A elevação em 7,5% foi a mais baixa desde o início do surto, mas apenas pessoas gravemente doentes estão sendo testadas e o chefe da agência, Angelo Borrelli, disse nesta semana que o número real de infecções era, provavelmente, 10 vezes superior ao registrado oficialmente.

Borrelli não estava presente na coletiva de imprensa costumeira para divulgar os dados porque teve febre nesta quarta-feira e estava passando por um exame de detecção do coronavírus.

Com a Itália paralisada ao longo das últimas duas semanas e sua economia de joelhos, o primeiro-ministro Conte prometeu nesta quarta um segundo pacote de estímulo em abril no valor de pelo menos 25 bilhões de euros, como o lançado em março.

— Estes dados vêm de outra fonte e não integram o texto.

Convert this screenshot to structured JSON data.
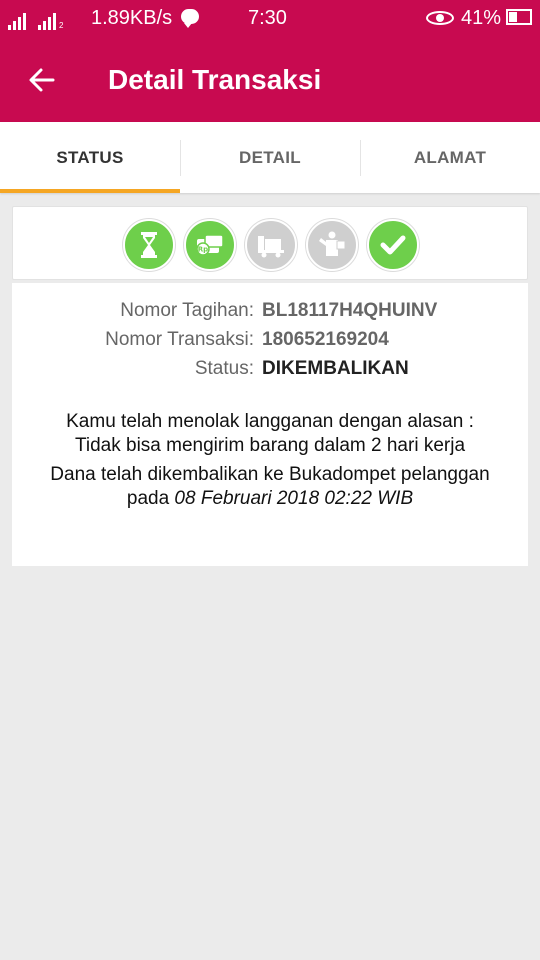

Com seus índices de aprovação em níveis recordes, o primeiro-ministro apelou à oposição para apoiar os esforços do governo e interromper seus ataques ao lidar com a crise até que ela acabe.

“Haverá tempo para tudo, mas agora é tempo de ação e responsabilidade”, disse ele à Câmara dos Deputados.

Uma fonte de potencial conflito para Conte foi desativada nesta quarta, quando o governo chegou a um acordo com sindicatos que ameaçavam greves porque queriam mais empresas fechadas para protegerem a saúde dos trabalhadores.

Conte concordou em estender os setores de produção que serão temporariamente paralisados, já que são considerados essenciais para a cadeia de suprimentos do país.